Już podczas konferencji prasowej prezydent podkreślił, że chciałby, aby polskie społeczeństwo miało pełną informację o tym, kto po wprowadzeniu euro zyska, a kto straci. Lech Kaczyński chce, by w sprawie euro głos podczas spokojnej dyskusji mogli zabrać zwolennicy wprowadzenia tej waluty w naszym kraju, ale także jej przeciwnicy.
Prezydent podczas unijnego szczytu zabrał też głos w sprawie Gruzji. Zdaniem Lecha Kaczyńskiego tak naprawdę dokonano tam przy okazji wojny aneksji Abchazji i Osetii Południowej. Obserwatorzy są tam zaś traktowani jako ci, którzy mają wyznaczać nowe granice.
Nie muszę zdawać egzaminów
Jedna z dziennikarek spytała Lecha Kaczyńskiego, czy czuje, że zdał egzamin przed rządem podczas tego unijnego szczytu. Lekko poirytowany prezydent wyjaśnił, że nie musi przed nikim zdawać egzaminów. "Proszę zajrzeć w konstytucję" - poradził i dodał: "Istnieje pewien rodzaj traumy u pana premiera związku z wydarzeniami sprzed trzech lat, ale one nie mogą wpływać na bieg wydarzeń w państwie".
Prezydent ubolewał, że na brukselski szczyt nie pojechał z nim premier Donald Tusk, a na przykład Litwę i Rumunię reprezentowali jednocześnie prezydent i premier. "To jest sytuacja normalna. Ja byłem sam. Na miejscu szefa rządu byłbym tutaj także na tej sali" - powiedział Lech Kaczyński.

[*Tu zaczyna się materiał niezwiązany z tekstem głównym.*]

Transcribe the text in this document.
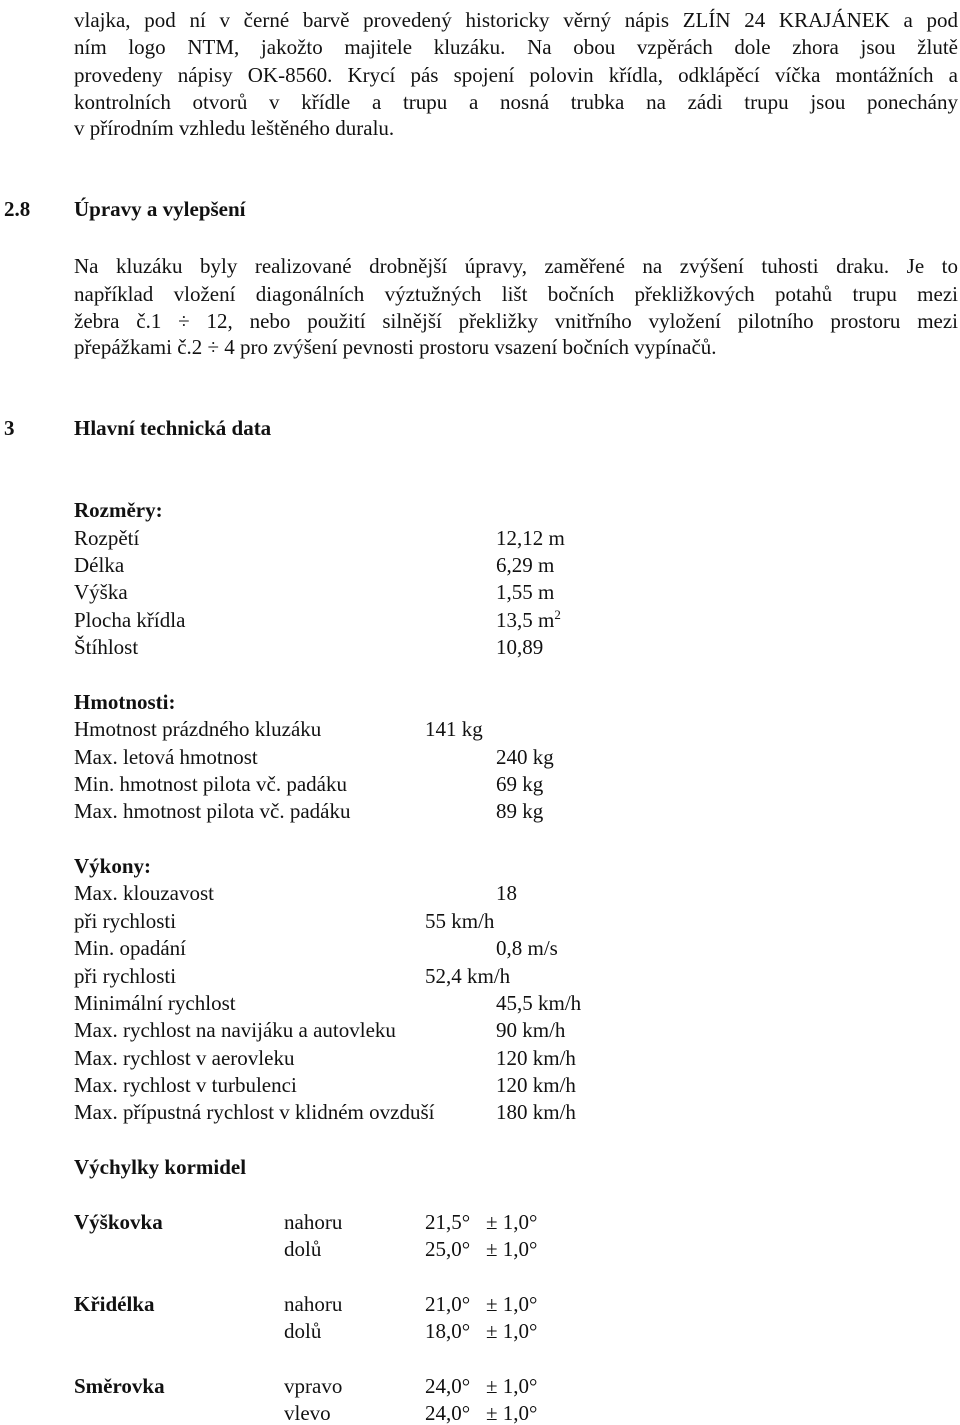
vlajka, pod ní v černé barvě provedený historicky věrný nápis ZLÍN 24 KRAJÁNEK a pod
ním logo NTM, jakožto majitele kluzáku. Na obou vzpěrách dole zhora jsou žlutě
provedeny nápisy OK-8560. Krycí pás spojení polovin křídla, odklápěcí víčka montážních a
kontrolních otvorů v křídle a trupu a nosná trubka na zádi trupu jsou ponechány
v přírodním vzhledu leštěného duralu.
2.8 Úpravy a vylepšení
Na kluzáku byly realizované drobnější úpravy, zaměřené na zvýšení tuhosti draku. Je to
například vložení diagonálních výztužných lišt bočních překližkových potahů trupu mezi
žebra č.1 ÷ 12, nebo použití silnější překližky vnitřního vyložení pilotního prostoru mezi
přepážkami č.2 ÷ 4 pro zvýšení pevnosti prostoru vsazení bočních vypínačů.
3	Hlavní technická data
Rozměry:
Rozpětí	12,12 m
Délka	6,29 m
Výška	1,55 m
Plocha křídla	13,5 $m^2$
Štíhlost	10,89
Hmotnosti:
Hmotnost prázdného kluzáku	141 kg
Max. letová hmotnost	240 kg
Min. hmotnost pilota vč. padáku	69 kg
Max. hmotnost pilota vč. padáku	89 kg
Výkony:
Max. klouzavost	18
při rychlosti	55 km/h
Min. opadání	0,8 m/s
při rychlosti	52,4 km/h
Minimální rychlost	45,5 km/h
Max. rychlost na navijáku a autovleku	90 km/h
Max. rychlost v aerovleku	120 km/h
Max. rychlost v turbulenci	120 km/h
Max. přípustná rychlost v klidném ovzduší	180 km/h
Výchylky kormidel
Výškovka	nahoru	21,5° ± 1,0°
dolů	25,0° ± 1,0°
Křidélka	nahoru	21,0° ± 1,0°
dolů	18,0° ± 1,0°
Směrovka	vpravo	24,0° ± 1,0°
vlevo	24,0° ± 1,0°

"Powinniśmy być obydwaj, bo w Polsce jest kohabitacja, tak samo jak w Rumunii; nieco odmienna sytuacja jest na Litwie, tam wkrótce będzie nowy rząd. Taka sama sytuacja zdarza się w Finlandii, na Łotwie. Nie jest niczym oryginalnym, że jest i prezydent, i premier" - dodał.
To wina rządu
Według Lecha Kaczyńskiego Polska powinna być reprezentowana na listopadowym spotkaniu G-20, zwłaszcza że pojadą tam - czego nie planowano wcześniej - Czechy, Hiszpania, a prawdopodobnie także Holandia. Taka sytuacja to zdaniem prezydenta wina rządu.
"W tej sytuacji dzisiaj było za późno. To jest sprawa rządu, ona dzisiaj nie była do załatwienia" - powiedział Lech Kaczyński. Jego zdaniem Polska powinna być reprezentowana jako największy kraj w swojej części Europy, "o gospodarce kilkakrotnie większej niż Republika Czeska". "Jesteśmy blisko pierwszej dwudziestki na świecie" - zaznaczył. Skarżył się, że Polska teoretycznie należy do grona sześciu największych krajów UE, "ale jak przychodzi co do czego, to niewiele z tego wychodzi".